L'homme avait une cinquantaine d'années, et une santé fragile.

«Des gens de sa famille étaient présents. À ce moment, nous ne savions pas encore qu'il était infecté», se rappelle le médecin. 

Alors qu'il n'attend les résultats des tests du matin que dans plusieurs jours, le soir même, il reçoit un appel des autorités sanitaires du comté. 

Ils «m'informent que les deux tests que nous avions envoyés étaient positifs». 

«Ma première réaction, je dois dire, était un léger scepticisme», confie le docteur. Des informations ont en effet circulé à l'époque sur des tests défectueux. Mais au bout du fil, on est formel: le virus a été détecté.

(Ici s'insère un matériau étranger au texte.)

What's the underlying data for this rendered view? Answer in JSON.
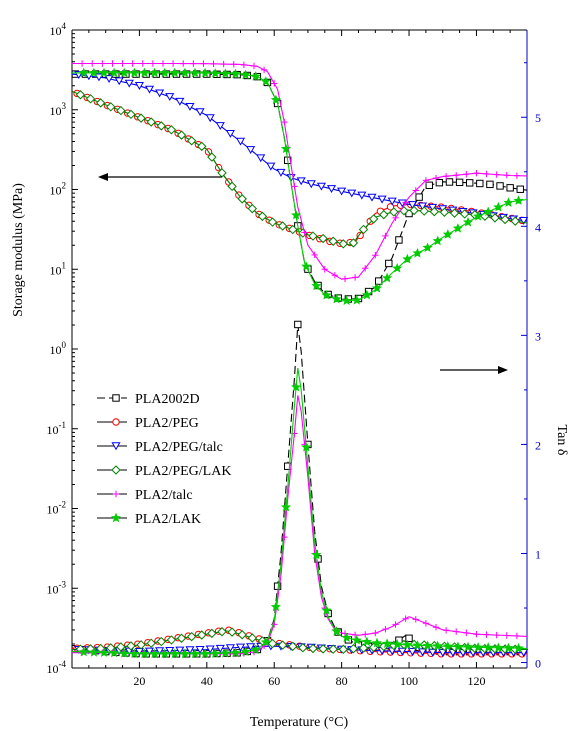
{
  "chart_data": {
    "type": "line",
    "xlabel": "Temperature (°C)",
    "ylabel_left": "Storage modulus (MPa)",
    "ylabel_right": "Tan δ",
    "xlim": [
      0,
      135
    ],
    "ylim_left_log": [
      0.0001,
      10000
    ],
    "ylim_right": [
      -0.05,
      5.8
    ],
    "x_ticks": [
      "20",
      "40",
      "60",
      "80",
      "100",
      "120"
    ],
    "x_tick_values": [
      20,
      40,
      60,
      80,
      100,
      120
    ],
    "y_left_tick_labels": [
      {
        "base": "10",
        "exp": "-4",
        "value": -4
      },
      {
        "base": "10",
        "exp": "-3",
        "value": -3
      },
      {
        "base": "10",
        "exp": "-2",
        "value": -2
      },
      {
        "base": "10",
        "exp": "-1",
        "value": -1
      },
      {
        "base": "10",
        "exp": "0",
        "value": 0
      },
      {
        "base": "10",
        "exp": "1",
        "value": 1
      },
      {
        "base": "10",
        "exp": "2",
        "value": 2
      },
      {
        "base": "10",
        "exp": "3",
        "value": 3
      },
      {
        "base": "10",
        "exp": "4",
        "value": 4
      }
    ],
    "y_right_ticks": [
      "0",
      "1",
      "2",
      "3",
      "4",
      "5"
    ],
    "y_right_tick_values": [
      0,
      1,
      2,
      3,
      4,
      5
    ],
    "right_axis_color": "#0000cc",
    "grid": false,
    "legend_position": "left-middle",
    "annotations": [
      {
        "kind": "arrow",
        "direction": "left",
        "meaning": "storage modulus curves use left axis"
      },
      {
        "kind": "arrow",
        "direction": "right",
        "meaning": "tan delta curves use right axis"
      }
    ],
    "series": [
      {
        "name": "PLA2002D",
        "color": "#000000",
        "marker": "square",
        "dash": "8,4",
        "modulus_x": [
          0,
          10,
          20,
          30,
          40,
          50,
          55,
          58,
          61,
          63,
          65,
          67,
          69,
          72,
          75,
          80,
          85,
          90,
          95,
          100,
          105,
          110,
          115,
          120,
          125,
          130,
          135
        ],
        "modulus_y": [
          2800,
          2800,
          2800,
          2800,
          2800,
          2750,
          2600,
          2200,
          1200,
          450,
          120,
          35,
          12,
          7,
          5,
          4.2,
          4.3,
          6,
          14,
          50,
          110,
          125,
          123,
          120,
          115,
          105,
          98
        ],
        "tan_x": [
          0,
          10,
          20,
          30,
          40,
          50,
          55,
          58,
          60,
          62,
          64,
          66,
          67,
          68,
          70,
          72,
          74,
          76,
          78,
          80,
          85,
          90,
          95,
          99,
          103,
          110,
          120,
          135
        ],
        "tan_y": [
          0.13,
          0.1,
          0.08,
          0.08,
          0.08,
          0.09,
          0.12,
          0.2,
          0.4,
          1.0,
          1.8,
          2.6,
          3.1,
          2.85,
          2.0,
          1.2,
          0.7,
          0.45,
          0.32,
          0.24,
          0.16,
          0.14,
          0.16,
          0.25,
          0.14,
          0.1,
          0.1,
          0.1
        ]
      },
      {
        "name": "PLA2/PEG",
        "color": "#ff0000",
        "marker": "circle",
        "dash": "",
        "modulus_x": [
          0,
          10,
          20,
          30,
          40,
          45,
          50,
          55,
          60,
          65,
          70,
          75,
          80,
          84,
          87,
          90,
          95,
          100,
          110,
          120,
          135
        ],
        "modulus_y": [
          1700,
          1150,
          800,
          550,
          320,
          150,
          80,
          50,
          38,
          32,
          27,
          23,
          21,
          22,
          32,
          50,
          62,
          65,
          60,
          52,
          40
        ],
        "tan_x": [
          0,
          10,
          20,
          30,
          40,
          46,
          50,
          55,
          60,
          65,
          70,
          80,
          90,
          100,
          110,
          120,
          135
        ],
        "tan_y": [
          0.13,
          0.14,
          0.17,
          0.22,
          0.27,
          0.3,
          0.27,
          0.22,
          0.18,
          0.16,
          0.14,
          0.12,
          0.1,
          0.09,
          0.08,
          0.08,
          0.08
        ]
      },
      {
        "name": "PLA2/PEG/talc",
        "color": "#0000ff",
        "marker": "triangle-down",
        "dash": "",
        "modulus_x": [
          0,
          10,
          20,
          30,
          40,
          50,
          60,
          65,
          70,
          80,
          90,
          100,
          110,
          120,
          135
        ],
        "modulus_y": [
          2800,
          2500,
          2000,
          1400,
          850,
          400,
          180,
          140,
          120,
          95,
          78,
          65,
          57,
          50,
          40
        ],
        "tan_x": [
          0,
          10,
          20,
          30,
          40,
          50,
          60,
          70,
          80,
          90,
          100,
          110,
          120,
          135
        ],
        "tan_y": [
          0.12,
          0.11,
          0.1,
          0.11,
          0.12,
          0.14,
          0.15,
          0.14,
          0.12,
          0.11,
          0.1,
          0.09,
          0.09,
          0.09
        ]
      },
      {
        "name": "PLA2/PEG/LAK",
        "color": "#008000",
        "marker": "diamond",
        "dash": "",
        "modulus_x": [
          0,
          10,
          20,
          30,
          40,
          45,
          50,
          55,
          60,
          65,
          70,
          75,
          80,
          83,
          86,
          90,
          95,
          100,
          110,
          120,
          135
        ],
        "modulus_y": [
          1700,
          1150,
          800,
          550,
          320,
          150,
          80,
          50,
          38,
          32,
          27,
          24,
          21,
          20,
          30,
          45,
          52,
          55,
          52,
          48,
          38
        ],
        "tan_x": [
          0,
          10,
          20,
          30,
          40,
          46,
          50,
          55,
          60,
          65,
          70,
          80,
          90,
          100,
          110,
          120,
          135
        ],
        "tan_y": [
          0.12,
          0.13,
          0.16,
          0.21,
          0.26,
          0.29,
          0.26,
          0.21,
          0.17,
          0.15,
          0.13,
          0.12,
          0.14,
          0.17,
          0.15,
          0.13,
          0.12
        ]
      },
      {
        "name": "PLA2/talc",
        "color": "#ff00ff",
        "marker": "plus",
        "dash": "",
        "modulus_x": [
          0,
          10,
          20,
          30,
          40,
          50,
          55,
          58,
          61,
          63,
          65,
          67,
          70,
          75,
          80,
          85,
          90,
          95,
          100,
          105,
          110,
          120,
          130,
          135
        ],
        "modulus_y": [
          3800,
          3800,
          3800,
          3800,
          3780,
          3700,
          3500,
          3000,
          1800,
          700,
          200,
          60,
          20,
          10,
          7.5,
          8,
          15,
          38,
          80,
          130,
          145,
          160,
          150,
          148
        ],
        "tan_x": [
          0,
          10,
          20,
          30,
          40,
          50,
          55,
          58,
          60,
          62,
          64,
          66,
          67,
          68,
          70,
          72,
          74,
          76,
          78,
          80,
          85,
          90,
          95,
          100,
          105,
          110,
          120,
          135
        ],
        "tan_y": [
          0.09,
          0.09,
          0.08,
          0.08,
          0.08,
          0.08,
          0.1,
          0.18,
          0.35,
          0.8,
          1.5,
          2.1,
          2.45,
          2.3,
          1.7,
          1.0,
          0.6,
          0.4,
          0.3,
          0.27,
          0.25,
          0.27,
          0.33,
          0.42,
          0.36,
          0.3,
          0.26,
          0.24
        ]
      },
      {
        "name": "PLA2/LAK",
        "color": "#00cc00",
        "marker": "star",
        "dash": "",
        "modulus_x": [
          0,
          10,
          20,
          30,
          40,
          50,
          55,
          58,
          61,
          63,
          65,
          67,
          69,
          72,
          75,
          80,
          85,
          90,
          95,
          100,
          105,
          110,
          120,
          130,
          135
        ],
        "modulus_y": [
          2900,
          2900,
          2900,
          2900,
          2880,
          2800,
          2600,
          2200,
          1200,
          450,
          120,
          35,
          12,
          6.5,
          4.8,
          4.0,
          4.1,
          5.5,
          9,
          14,
          18,
          25,
          45,
          70,
          75
        ],
        "tan_x": [
          0,
          10,
          20,
          30,
          40,
          50,
          55,
          58,
          60,
          62,
          64,
          66,
          67,
          68,
          70,
          72,
          74,
          76,
          78,
          80,
          85,
          90,
          95,
          100,
          110,
          120,
          135
        ],
        "tan_y": [
          0.1,
          0.09,
          0.08,
          0.08,
          0.08,
          0.09,
          0.12,
          0.2,
          0.38,
          0.9,
          1.6,
          2.35,
          2.7,
          2.5,
          1.8,
          1.1,
          0.65,
          0.42,
          0.3,
          0.24,
          0.2,
          0.18,
          0.17,
          0.16,
          0.15,
          0.14,
          0.13
        ]
      }
    ]
  }
}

«Après ce premier moment d'incrédulité, je me suis dit, ça y est, ça commence.» 

«Grandes inconnues»

«Cette révélation, à 19H40, a déclenché tout un processus», se rappelle Francis Riedo. Il échange avec la famille du défunt, répond aux demandes des autorités du comté, et les infirmières de l'établissement --qui ne portaient alors pas encore les meilleurs masques ensuite devenus la norme-- sont prévenues. 

Les noms des personnes ayant été exposées sont rassemblés, afin de pouvoir les tester également. 

«Cela a immédiatement lancé une immense enquête», dit le docteur. Parce que les deux individus n'ont pas de connexion entre eux, tous réalisent que plusieurs chaînes de transmission sont à l'oeuvre dans la population. 

L'annonce de ce premier décès est faite au grand public le lendemain, samedi 29 février.

«Ces deux personnes se sont transformées en 31 (cas) en cinq jours, et des centaines en quelques semaines», dit-il. 

Les autorités ont confirmé plus tard que d'autres personnes avaient en réalité succombé à la maladie dès la mi-février.

En se remémorant cette période, le Dr Francis Riedo retient surtout «de grandes inconnues». 

«Nous l'attendions, ça n'est pas sorti de nulle part (...) et nous pensions que ça pourrait devenir un problème sérieux. Mais nous n'avons jamais imaginé que cela aurait une telle ampleur», avoue-t-il.

«Ce premier mois, ces premières semaines, les ambulances s'alignaient littéralement devant les urgences pour déposer les patients.» 

«Je pense que personne n'aurait pu s'attendre à un demi-million de morts», dit-il. 

Les États-Unis, pays devenu le plus endeuillé par la pandémie, ont franchi ce seuil de 500.000 morts en début de semaine.